第42章 番外編 F6 おそ松とお嬢様
F6おそ松視点
天馬に跨り、月明かりの下、闇夜を二人で駆け抜ける。
そして、雲の上までキミをさらった。
まるで、ありふれたおとぎ話のようなデートプランだったけれど、喜んでくれてよかった。
まぁ、おでん屋台は意外な展開だったけどね。
星の海と手が届きそうな満月に、キミはため息を漏らしながら喜んでいるけどさ、俺は何よりも、キスした時のキミの顔に一番心を奪われた。
腕枕しながら抱き寄せれば、俺を誘うように唇が微かに震えている。
「おそ松…」
「なんだい?」
「なぜ、わたしなのです?わたしだけにこんな…」
どうやら、都合の良すぎる展開とアレだ…幸せ過ぎて怖いってヤツだね。
と、口調が少し戻ってしまった。
そんなの、簡単な答えなのに。
「主の方こそ、なぜ僕なんだい?」
「え…?」
「なぜ、僕を求め、呼んでくれたの?」
キミと出会い、恋をして、俺は相変わらずクズな俺だけど、キミはずっと一緒にいてくれた。
喧嘩もしたし、嫌がることも沢山した。
けれどキミは、俺といると笑ってくれる。
俺の方こそ、毎日が夢のようだ。
まぁ、普段のキャラじゃこんな事まず言わないけれどね。それに、思っていても根暗ならぬ根バカだから絶対に気がつかない。
F6ver.になると、どうにも頭が冴えちゃって、自分の深層心理が見えてしまうみたいだ。

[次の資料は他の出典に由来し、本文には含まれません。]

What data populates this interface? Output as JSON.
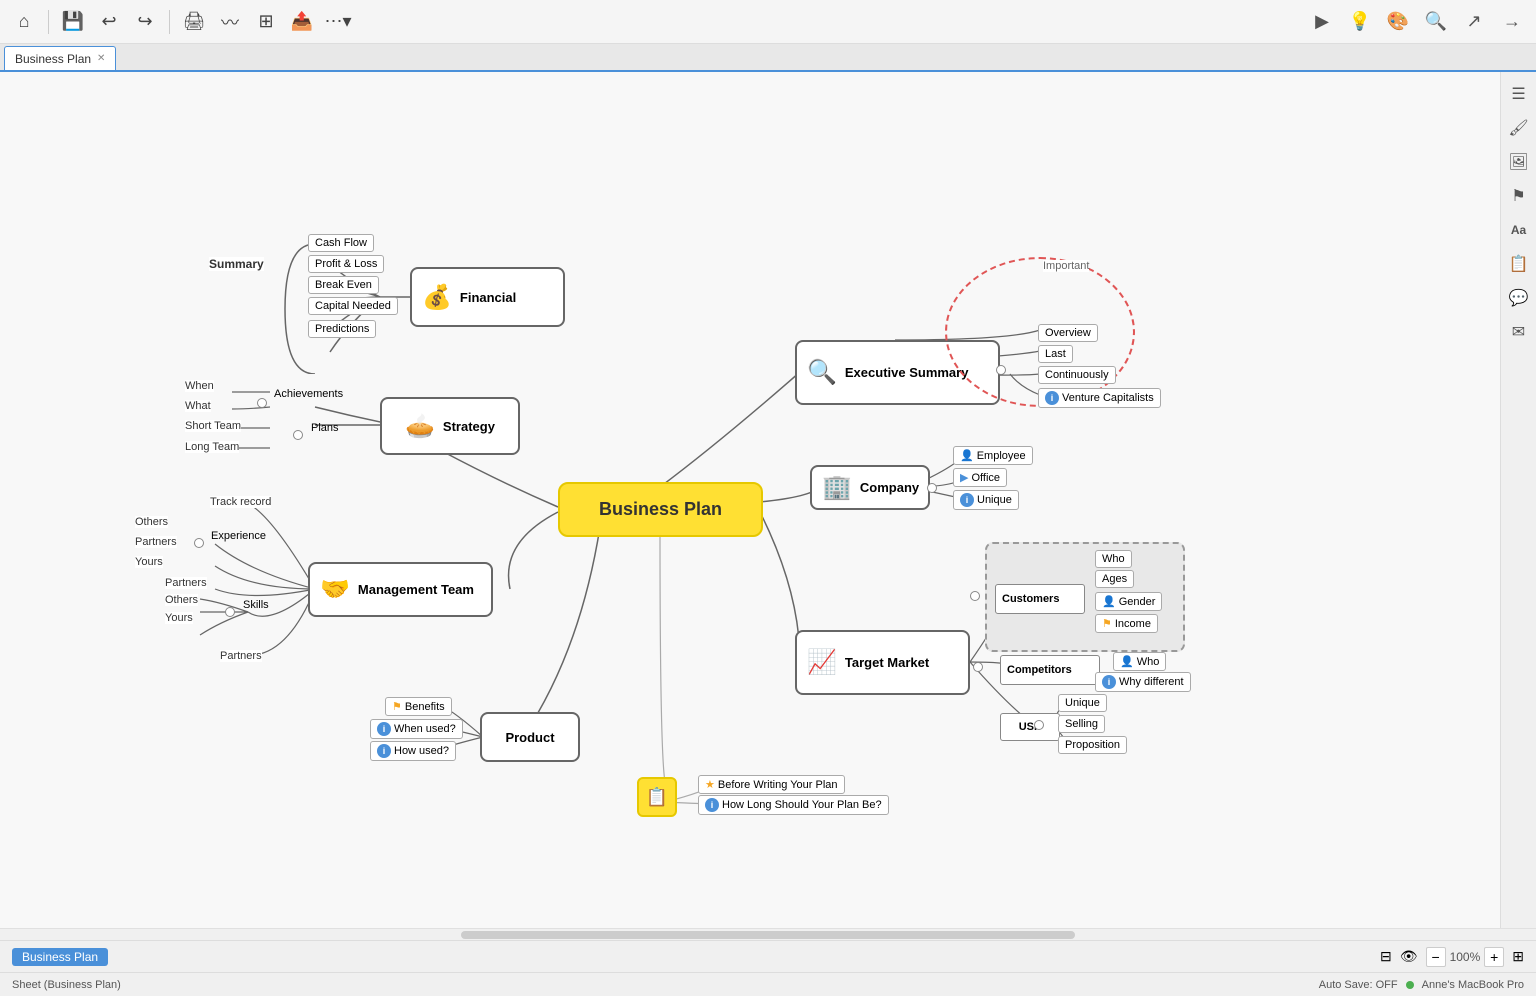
{
  "app": {
    "title": "Business Plan",
    "tab_label": "Business Plan",
    "sheet_label": "Sheet (Business Plan)"
  },
  "toolbar": {
    "home_icon": "⌂",
    "save_icon": "💾",
    "undo_icon": "↩",
    "redo_icon": "↪",
    "print_icon": "🖨",
    "more_icon": "⋯",
    "present_icon": "▶",
    "bulb_icon": "💡",
    "theme_icon": "▬",
    "search_icon": "🔍",
    "share_icon": "↗",
    "export_icon": "→"
  },
  "sidebar": {
    "list_icon": "☰",
    "brush_icon": "🖌",
    "image_icon": "🖼",
    "flag_icon": "⚑",
    "font_icon": "Aa",
    "note_icon": "📋",
    "chat_icon": "💬",
    "mail_icon": "✉"
  },
  "statusbar": {
    "sheet": "Sheet (Business Plan)",
    "autosave": "Auto Save: OFF",
    "user": "Anne's MacBook Pro",
    "zoom": "100%"
  },
  "nodes": {
    "central": "Business Plan",
    "financial": "Financial",
    "strategy": "Strategy",
    "executive_summary": "Executive Summary",
    "company": "Company",
    "management_team": "Management Team",
    "target_market": "Target Market",
    "product": "Product",
    "customers": "Customers",
    "competitors": "Competitors",
    "usp": "USP"
  },
  "financial_leaves": [
    "Cash Flow",
    "Profit & Loss",
    "Break Even",
    "Capital Needed",
    "Predictions"
  ],
  "financial_group": "Summary",
  "strategy_leaves": {
    "achievements_group": [
      "When",
      "What",
      "Short Team",
      "Long Team"
    ],
    "achievements_label": "Achievements",
    "plans_label": "Plans"
  },
  "executive_leaves": [
    "Overview",
    "Last",
    "Continuously",
    "Important",
    "Venture Capitalists"
  ],
  "company_leaves": [
    "Employee",
    "Office",
    "Unique"
  ],
  "management_leaves": {
    "track": "Track record",
    "experience_group": [
      "Others",
      "Partners",
      "Yours"
    ],
    "experience_label": "Experience",
    "skills_group": [
      "Partners",
      "Others",
      "Yours"
    ],
    "skills_label": "Skills",
    "partners": "Partners"
  },
  "target_leaves": {
    "customers_group": [
      "Who",
      "Ages",
      "Gender",
      "Income"
    ],
    "competitors_group": [
      "Who",
      "Why different"
    ],
    "usp_group": [
      "Unique",
      "Selling",
      "Proposition"
    ]
  },
  "product_leaves": [
    "Benefits",
    "When used?",
    "How used?"
  ],
  "bottom_notes": [
    "Before Writing Your Plan",
    "How Long Should Your Plan Be?"
  ]
}
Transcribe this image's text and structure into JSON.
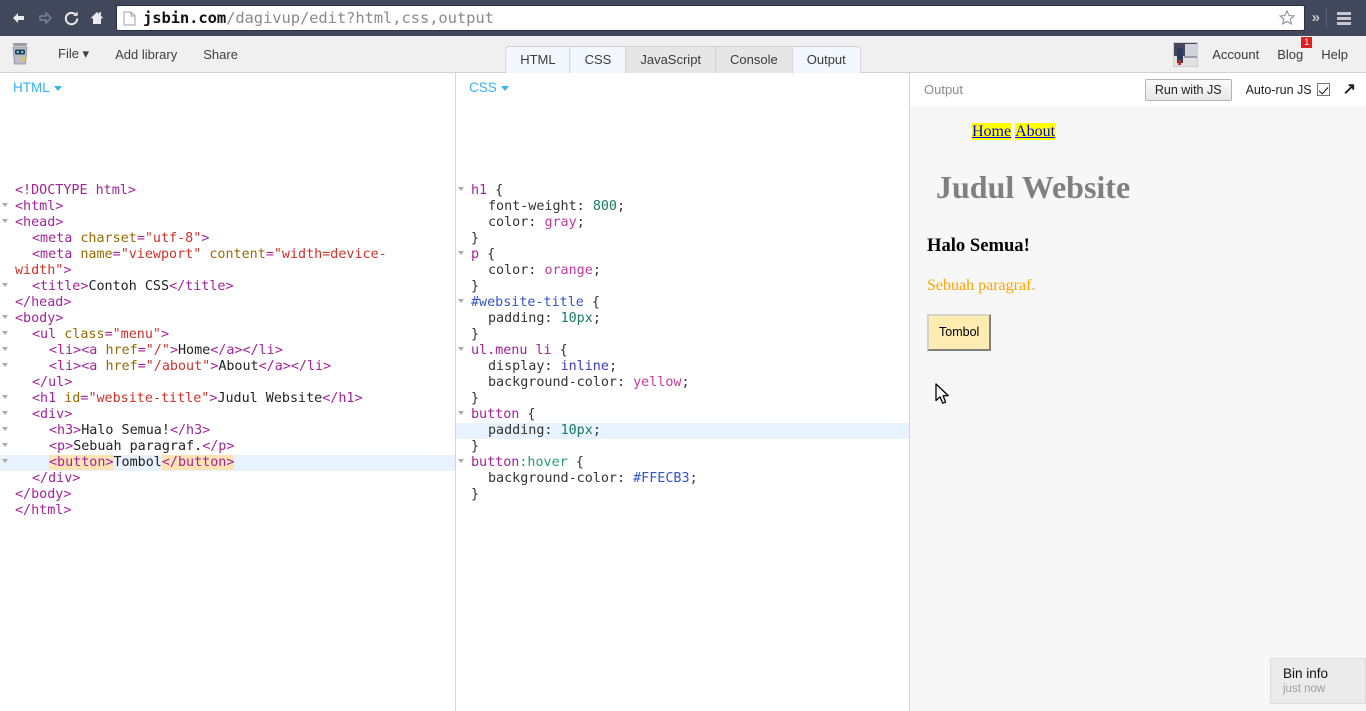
{
  "browser": {
    "url_prefix": "jsbin.com",
    "url_suffix": "/dagivup/edit?html,css,output",
    "back_icon": "back-arrow-icon",
    "forward_icon": "forward-arrow-icon",
    "reload_icon": "reload-icon",
    "home_icon": "home-icon",
    "star_icon": "bookmark-star-icon",
    "overflow_label": "»",
    "menu_icon": "hamburger-menu-icon",
    "chrome_bg": "#41485c"
  },
  "toolbar": {
    "logo": "jsbin-robot-logo",
    "menu": [
      {
        "label": "File ▾",
        "name": "file-menu"
      },
      {
        "label": "Add library",
        "name": "add-library-button"
      },
      {
        "label": "Share",
        "name": "share-button"
      }
    ],
    "tabs": [
      {
        "label": "HTML",
        "active": true
      },
      {
        "label": "CSS",
        "active": true
      },
      {
        "label": "JavaScript",
        "active": false
      },
      {
        "label": "Console",
        "active": false
      },
      {
        "label": "Output",
        "active": true
      }
    ],
    "account_label": "Account",
    "blog_label": "Blog",
    "blog_badge": "1",
    "help_label": "Help",
    "badge_color": "#e02020"
  },
  "html_panel": {
    "label": "HTML",
    "lines": [
      {
        "indent": 0,
        "fold": false,
        "parts": [
          {
            "c": "punc",
            "t": "<!DOCTYPE html>"
          }
        ]
      },
      {
        "indent": 0,
        "fold": true,
        "parts": [
          {
            "c": "tag",
            "t": "<html>"
          }
        ]
      },
      {
        "indent": 0,
        "fold": true,
        "parts": [
          {
            "c": "tag",
            "t": "<head>"
          }
        ]
      },
      {
        "indent": 1,
        "fold": false,
        "parts": [
          {
            "c": "tag",
            "t": "<meta "
          },
          {
            "c": "attr",
            "t": "charset"
          },
          {
            "c": "tag",
            "t": "="
          },
          {
            "c": "str",
            "t": "\"utf-8\""
          },
          {
            "c": "tag",
            "t": ">"
          }
        ]
      },
      {
        "indent": 1,
        "fold": false,
        "wrap": true,
        "parts": [
          {
            "c": "tag",
            "t": "<meta "
          },
          {
            "c": "attr",
            "t": "name"
          },
          {
            "c": "tag",
            "t": "="
          },
          {
            "c": "str",
            "t": "\"viewport\""
          },
          {
            "c": "tag",
            "t": " "
          },
          {
            "c": "attr",
            "t": "content"
          },
          {
            "c": "tag",
            "t": "="
          },
          {
            "c": "str",
            "t": "\"width=device-\nwidth\""
          },
          {
            "c": "tag",
            "t": ">"
          }
        ]
      },
      {
        "indent": 1,
        "fold": true,
        "parts": [
          {
            "c": "tag",
            "t": "<title>"
          },
          {
            "c": "txt",
            "t": "Contoh CSS"
          },
          {
            "c": "tag",
            "t": "</title>"
          }
        ]
      },
      {
        "indent": 0,
        "fold": false,
        "parts": [
          {
            "c": "tag",
            "t": "</head>"
          }
        ]
      },
      {
        "indent": 0,
        "fold": true,
        "parts": [
          {
            "c": "tag",
            "t": "<body>"
          }
        ]
      },
      {
        "indent": 1,
        "fold": true,
        "parts": [
          {
            "c": "tag",
            "t": "<ul "
          },
          {
            "c": "attr",
            "t": "class"
          },
          {
            "c": "tag",
            "t": "="
          },
          {
            "c": "str",
            "t": "\"menu\""
          },
          {
            "c": "tag",
            "t": ">"
          }
        ]
      },
      {
        "indent": 2,
        "fold": true,
        "parts": [
          {
            "c": "tag",
            "t": "<li><a "
          },
          {
            "c": "attr",
            "t": "href"
          },
          {
            "c": "tag",
            "t": "="
          },
          {
            "c": "str",
            "t": "\"/\""
          },
          {
            "c": "tag",
            "t": ">"
          },
          {
            "c": "txt",
            "t": "Home"
          },
          {
            "c": "tag",
            "t": "</a></li>"
          }
        ]
      },
      {
        "indent": 2,
        "fold": true,
        "parts": [
          {
            "c": "tag",
            "t": "<li><a "
          },
          {
            "c": "attr",
            "t": "href"
          },
          {
            "c": "tag",
            "t": "="
          },
          {
            "c": "str",
            "t": "\"/about\""
          },
          {
            "c": "tag",
            "t": ">"
          },
          {
            "c": "txt",
            "t": "About"
          },
          {
            "c": "tag",
            "t": "</a></li>"
          }
        ]
      },
      {
        "indent": 1,
        "fold": false,
        "parts": [
          {
            "c": "tag",
            "t": "</ul>"
          }
        ]
      },
      {
        "indent": 1,
        "fold": true,
        "parts": [
          {
            "c": "tag",
            "t": "<h1 "
          },
          {
            "c": "attr",
            "t": "id"
          },
          {
            "c": "tag",
            "t": "="
          },
          {
            "c": "str",
            "t": "\"website-title\""
          },
          {
            "c": "tag",
            "t": ">"
          },
          {
            "c": "txt",
            "t": "Judul Website"
          },
          {
            "c": "tag",
            "t": "</h1>"
          }
        ]
      },
      {
        "indent": 1,
        "fold": true,
        "parts": [
          {
            "c": "tag",
            "t": "<div>"
          }
        ]
      },
      {
        "indent": 2,
        "fold": true,
        "parts": [
          {
            "c": "tag",
            "t": "<h3>"
          },
          {
            "c": "txt",
            "t": "Halo Semua!"
          },
          {
            "c": "tag",
            "t": "</h3>"
          }
        ]
      },
      {
        "indent": 2,
        "fold": true,
        "parts": [
          {
            "c": "tag",
            "t": "<p>"
          },
          {
            "c": "txt",
            "t": "Sebuah paragraf."
          },
          {
            "c": "tag",
            "t": "</p>"
          }
        ]
      },
      {
        "indent": 2,
        "fold": true,
        "active": true,
        "parts": [
          {
            "c": "tag",
            "t": "<button>",
            "hl": true
          },
          {
            "c": "txt",
            "t": "Tombol"
          },
          {
            "c": "tag",
            "t": "</button>",
            "hl": true
          }
        ]
      },
      {
        "indent": 1,
        "fold": false,
        "parts": [
          {
            "c": "tag",
            "t": "</div>"
          }
        ]
      },
      {
        "indent": 0,
        "fold": false,
        "parts": [
          {
            "c": "tag",
            "t": "</body>"
          }
        ]
      },
      {
        "indent": 0,
        "fold": false,
        "parts": [
          {
            "c": "tag",
            "t": "</html>"
          }
        ]
      }
    ]
  },
  "css_panel": {
    "label": "CSS",
    "lines": [
      {
        "indent": 0,
        "fold": true,
        "parts": [
          {
            "c": "sel",
            "t": "h1"
          },
          {
            "c": "brace",
            "t": " {"
          }
        ]
      },
      {
        "indent": 1,
        "fold": false,
        "parts": [
          {
            "c": "prop",
            "t": "font-weight: "
          },
          {
            "c": "num",
            "t": "800"
          },
          {
            "c": "prop",
            "t": ";"
          }
        ]
      },
      {
        "indent": 1,
        "fold": false,
        "parts": [
          {
            "c": "prop",
            "t": "color: "
          },
          {
            "c": "val",
            "t": "gray"
          },
          {
            "c": "prop",
            "t": ";"
          }
        ]
      },
      {
        "indent": 0,
        "fold": false,
        "parts": [
          {
            "c": "brace",
            "t": "}"
          }
        ]
      },
      {
        "indent": 0,
        "fold": true,
        "parts": [
          {
            "c": "sel",
            "t": "p"
          },
          {
            "c": "brace",
            "t": " {"
          }
        ]
      },
      {
        "indent": 1,
        "fold": false,
        "parts": [
          {
            "c": "prop",
            "t": "color: "
          },
          {
            "c": "val",
            "t": "orange"
          },
          {
            "c": "prop",
            "t": ";"
          }
        ]
      },
      {
        "indent": 0,
        "fold": false,
        "parts": [
          {
            "c": "brace",
            "t": "}"
          }
        ]
      },
      {
        "indent": 0,
        "fold": true,
        "parts": [
          {
            "c": "selid",
            "t": "#website-title"
          },
          {
            "c": "brace",
            "t": " {"
          }
        ]
      },
      {
        "indent": 1,
        "fold": false,
        "parts": [
          {
            "c": "prop",
            "t": "padding: "
          },
          {
            "c": "num",
            "t": "10px"
          },
          {
            "c": "prop",
            "t": ";"
          }
        ]
      },
      {
        "indent": 0,
        "fold": false,
        "parts": [
          {
            "c": "brace",
            "t": "}"
          }
        ]
      },
      {
        "indent": 0,
        "fold": true,
        "parts": [
          {
            "c": "sel",
            "t": "ul.menu li"
          },
          {
            "c": "brace",
            "t": " {"
          }
        ]
      },
      {
        "indent": 1,
        "fold": false,
        "parts": [
          {
            "c": "prop",
            "t": "display: "
          },
          {
            "c": "kw",
            "t": "inline"
          },
          {
            "c": "prop",
            "t": ";"
          }
        ]
      },
      {
        "indent": 1,
        "fold": false,
        "parts": [
          {
            "c": "prop",
            "t": "background-color: "
          },
          {
            "c": "val",
            "t": "yellow"
          },
          {
            "c": "prop",
            "t": ";"
          }
        ]
      },
      {
        "indent": 0,
        "fold": false,
        "parts": [
          {
            "c": "brace",
            "t": "}"
          }
        ]
      },
      {
        "indent": 0,
        "fold": true,
        "parts": [
          {
            "c": "sel",
            "t": "button"
          },
          {
            "c": "brace",
            "t": " {"
          }
        ]
      },
      {
        "indent": 1,
        "fold": false,
        "active": true,
        "parts": [
          {
            "c": "prop",
            "t": "padding: "
          },
          {
            "c": "num",
            "t": "10px"
          },
          {
            "c": "prop",
            "t": ";"
          }
        ]
      },
      {
        "indent": 0,
        "fold": false,
        "parts": [
          {
            "c": "brace",
            "t": "}"
          }
        ]
      },
      {
        "indent": 0,
        "fold": true,
        "parts": [
          {
            "c": "sel",
            "t": "button"
          },
          {
            "c": "pseudo",
            "t": ":hover"
          },
          {
            "c": "brace",
            "t": " {"
          }
        ]
      },
      {
        "indent": 1,
        "fold": false,
        "parts": [
          {
            "c": "prop",
            "t": "background-color: "
          },
          {
            "c": "hex",
            "t": "#FFECB3"
          },
          {
            "c": "prop",
            "t": ";"
          }
        ]
      },
      {
        "indent": 0,
        "fold": false,
        "parts": [
          {
            "c": "brace",
            "t": "}"
          }
        ]
      }
    ]
  },
  "output_panel": {
    "title": "Output",
    "run_button": "Run with JS",
    "autorun_label": "Auto-run JS",
    "autorun_checked": true,
    "expand_icon": "expand-arrow-icon",
    "rendered": {
      "menu": [
        "Home",
        "About"
      ],
      "h1": "Judul Website",
      "h3": "Halo Semua!",
      "p": "Sebuah paragraf.",
      "button": "Tombol",
      "h1_color": "gray",
      "p_color": "orange",
      "menu_bg": "#ffff00",
      "button_bg": "#FFECB3"
    }
  },
  "bin_info": {
    "title": "Bin info",
    "subtitle": "just now"
  }
}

「おそ松が言っていること、よく分からない。わたしが呼んだとか、おなにーとか…」
「アハハッ!まぁ、オナニーは分からなくてもいいかな!」
「気分転換でしたっけ?もう充分気分転換は出来ました。でも、この時間が終わってしまうと思うと…」
俺は言葉を遮るように額をくっつけた。